Kolejni konkurenci to węgierski TriGranit, deweloper, który zbudował największe centrum handlowe w regionie – Silesię City Center, a także powstające obok osiedle Dębowe Tarasy. Oprócz tego w rokowaniach startują m.in. Ghelamco oraz Globe Trade Centre SA. Pierwszy ma na koncie kilkanaście budynków biurowych w Warszawie. Natomiast GTC realizuje wszelkie projekty: od osiedli mieszkaniowych po centra handlowe w całej Europie Środkowej m.in. Galerię Kazimierz w Krakowie.

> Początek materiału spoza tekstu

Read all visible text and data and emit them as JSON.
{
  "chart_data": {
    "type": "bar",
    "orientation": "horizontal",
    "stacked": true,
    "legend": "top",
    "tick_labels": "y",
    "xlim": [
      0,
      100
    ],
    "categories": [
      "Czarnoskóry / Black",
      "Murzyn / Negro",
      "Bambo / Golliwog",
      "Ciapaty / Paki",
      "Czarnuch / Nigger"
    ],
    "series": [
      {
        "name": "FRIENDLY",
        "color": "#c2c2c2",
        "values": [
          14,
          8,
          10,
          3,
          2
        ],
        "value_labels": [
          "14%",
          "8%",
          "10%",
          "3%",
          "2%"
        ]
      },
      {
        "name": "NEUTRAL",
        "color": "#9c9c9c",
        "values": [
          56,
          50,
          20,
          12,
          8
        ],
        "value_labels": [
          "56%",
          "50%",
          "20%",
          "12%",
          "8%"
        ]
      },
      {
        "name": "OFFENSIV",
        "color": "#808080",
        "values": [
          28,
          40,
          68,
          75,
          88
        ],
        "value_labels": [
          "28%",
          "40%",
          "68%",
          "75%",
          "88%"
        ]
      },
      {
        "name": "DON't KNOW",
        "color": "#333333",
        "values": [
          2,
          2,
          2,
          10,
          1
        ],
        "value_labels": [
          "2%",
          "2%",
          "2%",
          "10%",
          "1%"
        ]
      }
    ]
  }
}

W październiku PKP wyłonią pięciu inwestorów, którzy przejdą do drugiego etapu rokowań. Następnie odbędą się kolejne rozmowy, na ich podstawie wybrana zostanie najkorzystniejsza oferta. Inwestora poznamy na początku przyszłego roku. Inwestycja – wyceniana na kilkaset milionów złotych – może rozpocząć się najwcześniej na przełomie 2008 i 2009 roku.